If in order to "judge the pudding, you have to try it" as they say in the well-known English proverb, then for justice in various cases (criminal, civil, economic, etc.), the main test is the implementation of its final products - court decisions, court orders and other legal acts subject to execution (hereinafter - judicial acts), which establish certain rights and obligations.
The key to effective legal protection is achieving the desired results.
Therefore, it may be quite unexpected that only about two decades ago, sufficient attention was not paid to the enforcement of judicial acts both in national and comparative legal studies, and in the field of harmonization at the regional and international levels. This can be explained, at least in part, only by the fact that the dominant psychological attitude of the representatives of the legal profession involved in the resolution of the case was usually to focus attention on the delivery of a judicial act, while subsequent events were considered more or less personal. problems of the parties.
The situation has now changed. The existence of an enforceable judicial act does not imply an obligatory positive result of enforcement, which raises questions about general standards in the field of human rights protection.
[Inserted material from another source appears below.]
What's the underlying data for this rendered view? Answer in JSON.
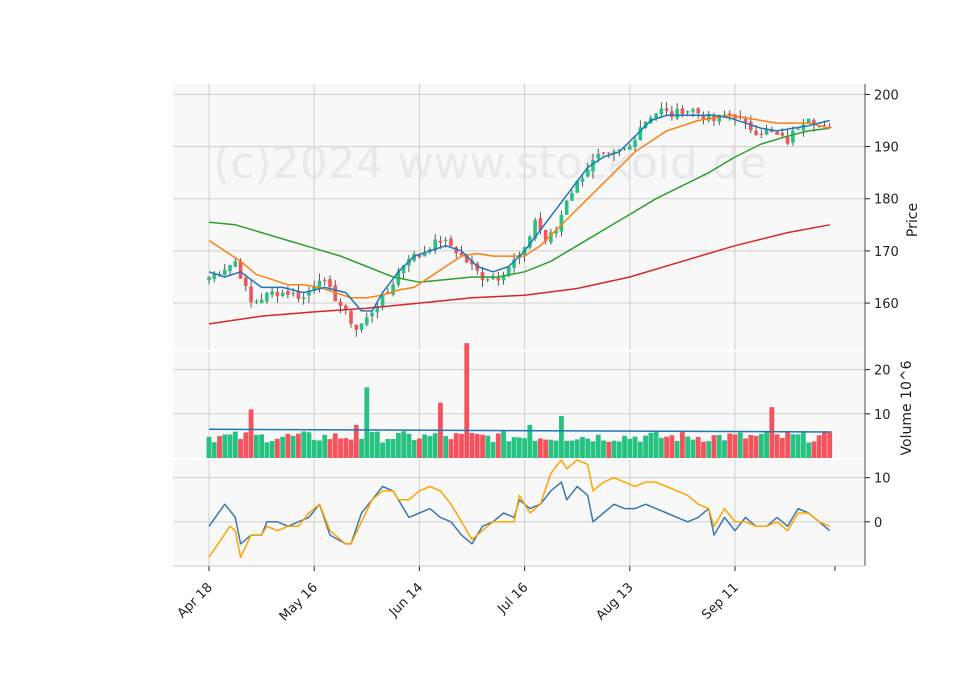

The experience of different states, given in the brochure, will demonstrate the existence of not one, but several ways to overcome the slowness and inefficiency of execution in practice, and also that the possible solutions to the problem are varied, but they all ultimately are based on a delicate balance, along with other things, of the norms of executive the law and practice of their application, a high level of training and responsibility of various professionals involved in the implementation process, as well as the institutional and social systems in which these professionals are forced to carry out their activities.